Mowing a lawn is not exactly like giving a haircut. Cutting living tissue is stressful under the best conditions, but using a dull blade adds insult to injury, especially on a rotary mower (which we all use) that cuts by brute force, whacking instead of scissoring neatly like the old real mowers.
There is a problem with direct ability of disease organisms to enter the wound. Also, even with a sharp blade, the loss of leaf surface means reduced photosynthesis and reduced ability to take up water. These stresses make the plant weaker and less able to fight off diseases, and they slow down root growth. When the cut is ragged and torn, the increased surface area open to the air means a 10 to 15 percent additional water loss through evaporation, and a longer time to heal. Diseases find it easier to enter a host with weakened defenses.
It is also important to avoid mowing when the grass is wet with dew or rain. Not only are fungal populations higher when it is damp or humid, but the water on the grass impedes the lawn-mower blade, leading to a poorer-quality cut. Again, rotary mowers are bigger offenders than reel mowers under these circumstances.

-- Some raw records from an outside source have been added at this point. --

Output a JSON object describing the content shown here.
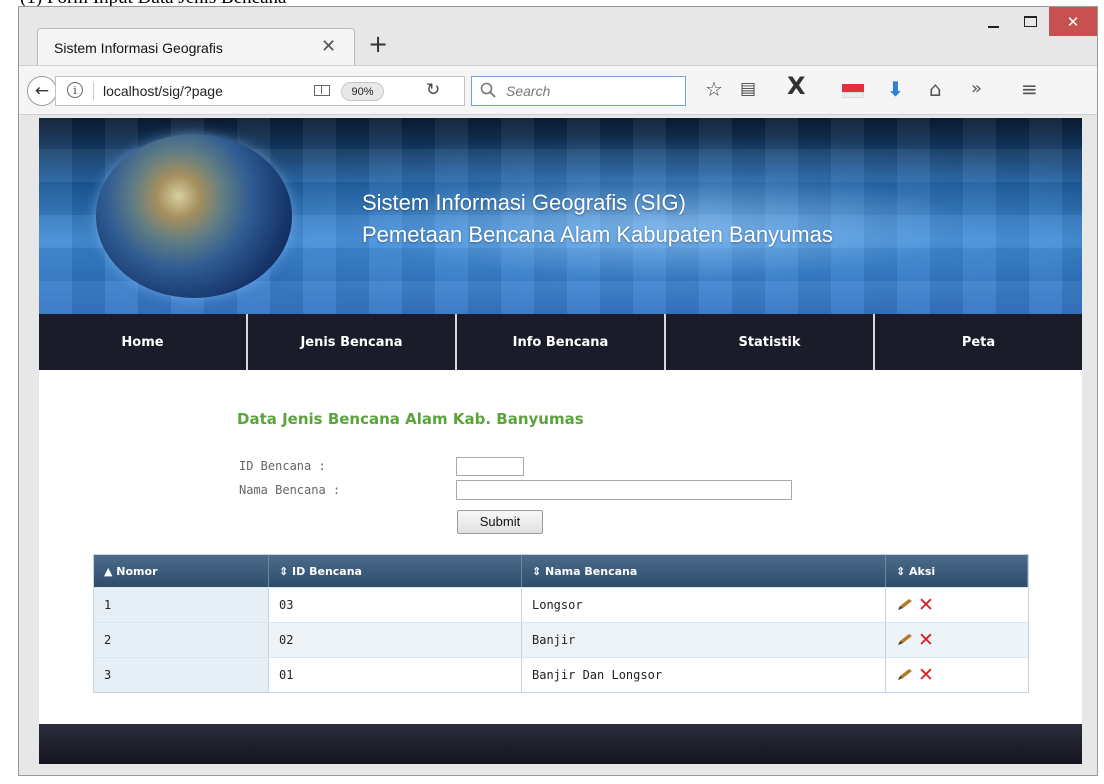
{
  "caption": "(1) Form Input Data Jenis Bencana",
  "browser": {
    "tab_title": "Sistem Informasi Geografis",
    "tab_close": "✕",
    "new_tab": "+",
    "url": "localhost/sig/?page",
    "zoom": "90%",
    "search_placeholder": "Search",
    "controls": {
      "close": "✕"
    },
    "icons": [
      "back-arrow-icon",
      "info-icon",
      "reader-view-icon",
      "reload-icon",
      "search-icon",
      "bookmark-star-icon",
      "bookmarks-library-icon",
      "x-extension-icon",
      "flag-extension-icon",
      "download-icon",
      "home-icon",
      "overflow-icon",
      "menu-icon"
    ]
  },
  "banner": {
    "title": "Sistem Informasi Geografis (SIG)",
    "subtitle": "Pemetaan Bencana Alam Kabupaten Banyumas"
  },
  "menu": {
    "items": [
      {
        "label": "Home"
      },
      {
        "label": "Jenis Bencana"
      },
      {
        "label": "Info Bencana"
      },
      {
        "label": "Statistik"
      },
      {
        "label": "Peta"
      }
    ]
  },
  "form": {
    "title": "Data Jenis Bencana Alam Kab. Banyumas",
    "id_label": "ID Bencana :",
    "name_label": "Nama Bencana :",
    "id_value": "",
    "name_value": "",
    "submit_label": "Submit"
  },
  "table": {
    "headers": [
      "▲ Nomor",
      "⇕ ID Bencana",
      "⇕ Nama Bencana",
      "⇕ Aksi"
    ],
    "rows": [
      {
        "nomor": "1",
        "id": "03",
        "nama": "Longsor"
      },
      {
        "nomor": "2",
        "id": "02",
        "nama": "Banjir"
      },
      {
        "nomor": "3",
        "id": "01",
        "nama": "Banjir Dan Longsor"
      }
    ],
    "action_icons": [
      "edit-pencil-icon",
      "delete-x-icon"
    ],
    "delete_glyph": "✕"
  },
  "colors": {
    "title_green": "#5ba33b",
    "menu_bg": "#1b1c29",
    "header_blue": "#3d5b7a",
    "delete_red": "#d82020",
    "close_button": "#c75050"
  }
}
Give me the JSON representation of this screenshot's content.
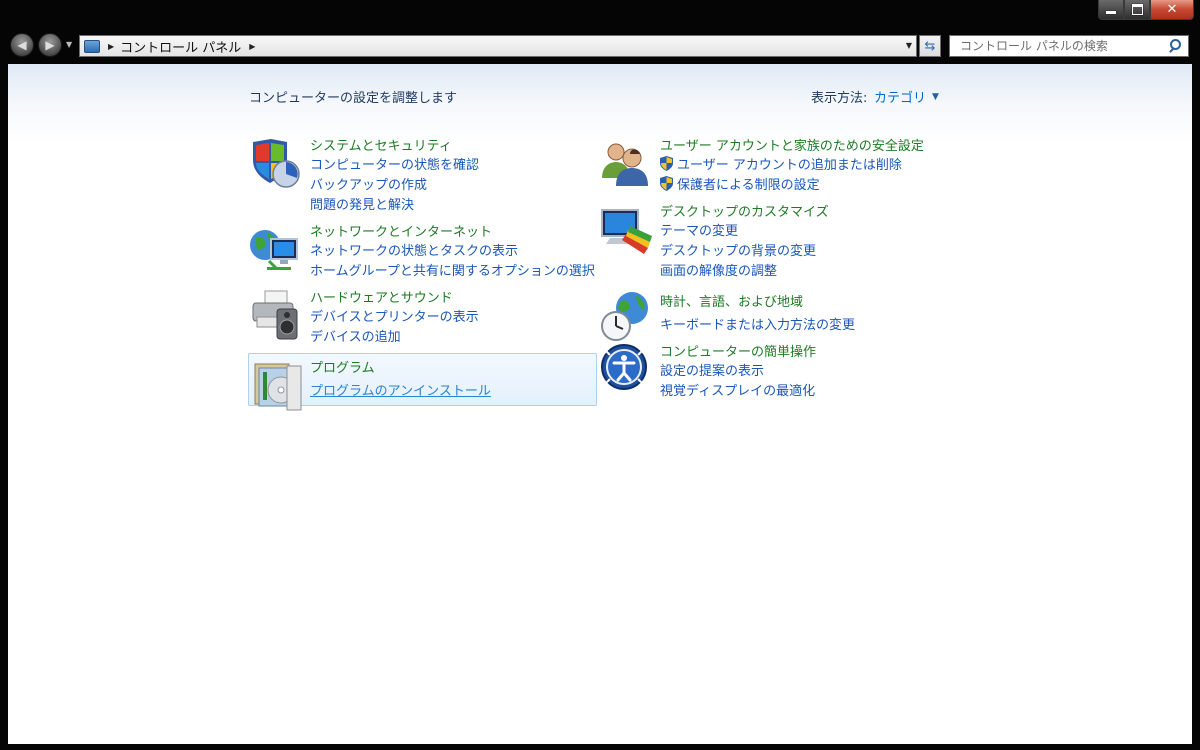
{
  "window": {
    "caption_buttons": [
      "minimize",
      "maximize",
      "close"
    ]
  },
  "address_bar": {
    "breadcrumb": "コントロール パネル",
    "icon": "control-panel-icon"
  },
  "search": {
    "placeholder": "コントロール パネルの検索"
  },
  "header": {
    "title": "コンピューターの設定を調整します",
    "view_by_label": "表示方法:",
    "view_by_value": "カテゴリ"
  },
  "categories_left": [
    {
      "heading": "システムとセキュリティ",
      "icon": "security-shield-icon",
      "links": [
        "コンピューターの状態を確認",
        "バックアップの作成",
        "問題の発見と解決"
      ]
    },
    {
      "heading": "ネットワークとインターネット",
      "icon": "network-globe-icon",
      "links": [
        "ネットワークの状態とタスクの表示",
        "ホームグループと共有に関するオプションの選択"
      ]
    },
    {
      "heading": "ハードウェアとサウンド",
      "icon": "printer-speaker-icon",
      "links": [
        "デバイスとプリンターの表示",
        "デバイスの追加"
      ]
    },
    {
      "heading": "プログラム",
      "icon": "programs-disc-icon",
      "links": [
        "プログラムのアンインストール"
      ]
    }
  ],
  "categories_right": [
    {
      "heading": "ユーザー アカウントと家族のための安全設定",
      "icon": "users-icon",
      "links": [
        "ユーザー アカウントの追加または削除",
        "保護者による制限の設定"
      ]
    },
    {
      "heading": "デスクトップのカスタマイズ",
      "icon": "desktop-monitor-icon",
      "links": [
        "テーマの変更",
        "デスクトップの背景の変更",
        "画面の解像度の調整"
      ]
    },
    {
      "heading": "時計、言語、および地域",
      "icon": "clock-globe-icon",
      "links": [
        "キーボードまたは入力方法の変更"
      ]
    },
    {
      "heading": "コンピューターの簡単操作",
      "icon": "ease-of-access-icon",
      "links": [
        "設定の提案の表示",
        "視覚ディスプレイの最適化"
      ]
    }
  ],
  "colors": {
    "heading": "#1d7a23",
    "link": "#1a57b8",
    "title": "#1e395b",
    "frame": "#050505"
  }
}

Cutting grass right also means cutting it the right height. While grass may prefer never to be cut and we may prefer that golf-course greens look, the best compromise for a healthy, good-looking lawn is to cut it 2 1/2 to 3 inches high year-round. And at each mowing, you should only be removing about the top 1/3 of the grass blade. Consequently, a good time to mow lawns is when your grass is about 3 2/3 inches high.
Note: for anyone wanting the “ballpark” effect, take advice from the groundskeepers for the Yankees. A metal bar is attached to the front of the mower to bend the grass as it is cut, leaving it at a slight angle. After being mowed in alternating directions, the grass strips reflect light differently, giving the effect of lighter and darker stripes. But, to see the stripes, you’ll have to put a video camera up a tree and watch your lawn on television. The effect is really just an optical illusion. The small amount of contrast between stripes is enhanced by the angle of view and the camera.